The best of intentions; the worst of plans
The stimulus package that Congress and President Obama passed in 2009 was supposed to be the gift that kept on giving, but too often it has proved to the gift that keeps on taking.
That is the conclusion, at least, of a recent Politico investigation into stimulus money that was intended to expand broadband coverage to America’s rural communities, which sorely lack quality Internet access. The story goes back to the creation of the Rural Utilities Service during the Great Depression. Originally the agency was tasked with bringing electricity to rural areas that weren’t being serviced by private companies. Through the stimulus package and in response to the “Great Recession,” the agency has attempted to pull off a similar feat in the digital age by bringing the modern advances of high-speed Internet access to America’s countryside.
A key part of President Barack Obama’s blueprint of recovery involved bringing quality broadband to farmers and remote businesses so that they could compete in a global, digital economy. In 2011 RUS was awarded $3.5 billion in aid to service sparsely populated, hard-to-reach areas.
Four years and four directors later, however, Politico concluded that “RUS never found its footing in the digital age.” The report points to misfires and cronyism at every turn: the agency funded networks in well-wired population centers, poor management led to project stumbles and failures, borrowers defaulted on loans, and all along lawmakers suppressed their doubts and gave the agency political cover.
The agency initially projected in 2011 that its “investments in broadband will connect nearly 7 million rural Americans.” It boasted of accomplishing this through nearly 300 projects that it approved through the stimulus package.
Many of those projects, however, have not come to fruition. RUS has quietly killed 42 of them, and with the agency required to “substantially complete” construction on the remaining projects before the end of September, 2015, it finds itself in a race against the clock. Politico found that about half of the infrastructure projects given the green light by RUS have not drawn their full funding. As a result, $277 million in potential investments could end up being returned to the Treasury, representing at best a huge waste of time for the stimulus funds. RUS gradually lowered its original estimate of how many homes will benefit from its projects from 7 million down to 728,000 in March of 2014, and now won’t even list a figure. Even worse, it is unclear how many people have received improved Internet access, because the agency can’t tell exactly who its stimulus dollars have served.
In short, the government’s attempts to invest in services in places neglected by private companies have been nothing short of a boondoggle.
Problems in the Land of 10,000 Lakes
To drive this point home, the Politico report highlights the plight of Lake County, Minnesota, a story that had been covered by Minnesota Watchdog several months earlier. RUS’ attempts to bring greater broadband coverage to the rural county have turned out to be one of the most egregious examples of how federally-backed loans and grants, with inept management and all of their red tape, can suck the vitality out of a community rather than invigorating it.
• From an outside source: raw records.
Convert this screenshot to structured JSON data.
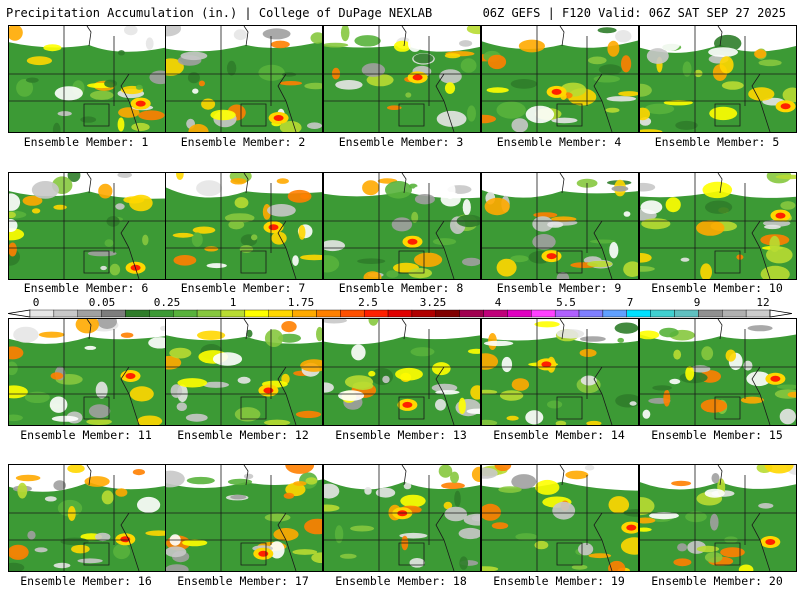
{
  "header": {
    "title_left": "Precipitation Accumulation (in.) | College of DuPage NEXLAB",
    "title_right": "06Z GEFS | F120 Valid: 06Z SAT SEP 27 2025"
  },
  "colorbar": {
    "labels": [
      "0",
      "0.05",
      "0.25",
      "1",
      "1.75",
      "2.5",
      "3.25",
      "4",
      "5.5",
      "7",
      "9",
      "12"
    ],
    "colors": [
      "#e6e6e6",
      "#c8c8c8",
      "#a0a0a0",
      "#7d7d7d",
      "#2f7d2a",
      "#3c9a35",
      "#58b23c",
      "#86c83e",
      "#b8dc32",
      "#ffff00",
      "#ffd700",
      "#ffaa00",
      "#ff8000",
      "#ff5000",
      "#ff2000",
      "#e00000",
      "#b00000",
      "#800000",
      "#a00050",
      "#c0007a",
      "#e000c0",
      "#ff40ff",
      "#b060ff",
      "#8080ff",
      "#60a0ff",
      "#00e0ff",
      "#40d0d0",
      "#60c0c0",
      "#909090",
      "#b0b0b0",
      "#cccccc"
    ]
  },
  "panels": [
    {
      "label": "Ensemble Member: 1"
    },
    {
      "label": "Ensemble Member: 2"
    },
    {
      "label": "Ensemble Member: 3"
    },
    {
      "label": "Ensemble Member: 4"
    },
    {
      "label": "Ensemble Member: 5"
    },
    {
      "label": "Ensemble Member: 6"
    },
    {
      "label": "Ensemble Member: 7"
    },
    {
      "label": "Ensemble Member: 8"
    },
    {
      "label": "Ensemble Member: 9"
    },
    {
      "label": "Ensemble Member: 10"
    },
    {
      "label": "Ensemble Member: 11"
    },
    {
      "label": "Ensemble Member: 12"
    },
    {
      "label": "Ensemble Member: 13"
    },
    {
      "label": "Ensemble Member: 14"
    },
    {
      "label": "Ensemble Member: 15"
    },
    {
      "label": "Ensemble Member: 16"
    },
    {
      "label": "Ensemble Member: 17"
    },
    {
      "label": "Ensemble Member: 18"
    },
    {
      "label": "Ensemble Member: 19"
    },
    {
      "label": "Ensemble Member: 20"
    }
  ]
}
As Minnesota Watchdog reported late last year, Lake County officials promised at the beginning of the project that it would not cost local taxpayers anything.
“Lake County is acting as a conduit to receive federal financing to build out the network. The taxpayers will not be responsible for any debt,” the county website said in a blurb that has since been scrubbed. An FAQ on the website was updated to say that the county has invested $3.5 million to bring greater broadband access, “a remarkably small amount given the scope of the project and benefits to the area.”
That $3.5 million represents the unexpected cost of RUS rejecting the project’s bond financing. Before the agency sent a single check to Lake County, it forced the county to pony up its own funds to keep the project on track.
But that was just the beginning. Minnesota Watchdog found that that figure soon ballooned to $6 million. And after RUS suspended payments amid concerns that the county could not pull off the project on time and on budget, local officials decided to authorize another $15 million in funding from local taxpayers to get the project back on track.
Just like that, the “remarkably small” amount covered by local taxpayers has become remarkably large for the sparsely populated county. It has left county officials feeling betrayed by the federal program, which originally approved and said it would fund Lake County’s proposal of $66 million for an ambitious plan to cover an area with about 16,000 residents.
Now time is running out. The broadband network is still under construction and behind schedule. At this point, Politico notes, the county probably won’t be able to draw all of its federal funding by the end of September and will thus end up losing another $6 million from RUS.
Perhaps the Lake County should have taken a cue from the private sector before throwing its hat in with the federal government and putting every resident on the hook for $1,400 (the per-person cost of $15 million).
Kirk Lehman, a manager for a competing broadband provider, can’t see how the government intends to make the Lake Communications broadband economically viable.
“A lot of folks have looked at the numbers, and there’s not enough customer base to support the Lake County debt,” he told Minnesota Watchdog. “I don’t care how you slice and dice it, there’s just not enough of a customer base there.”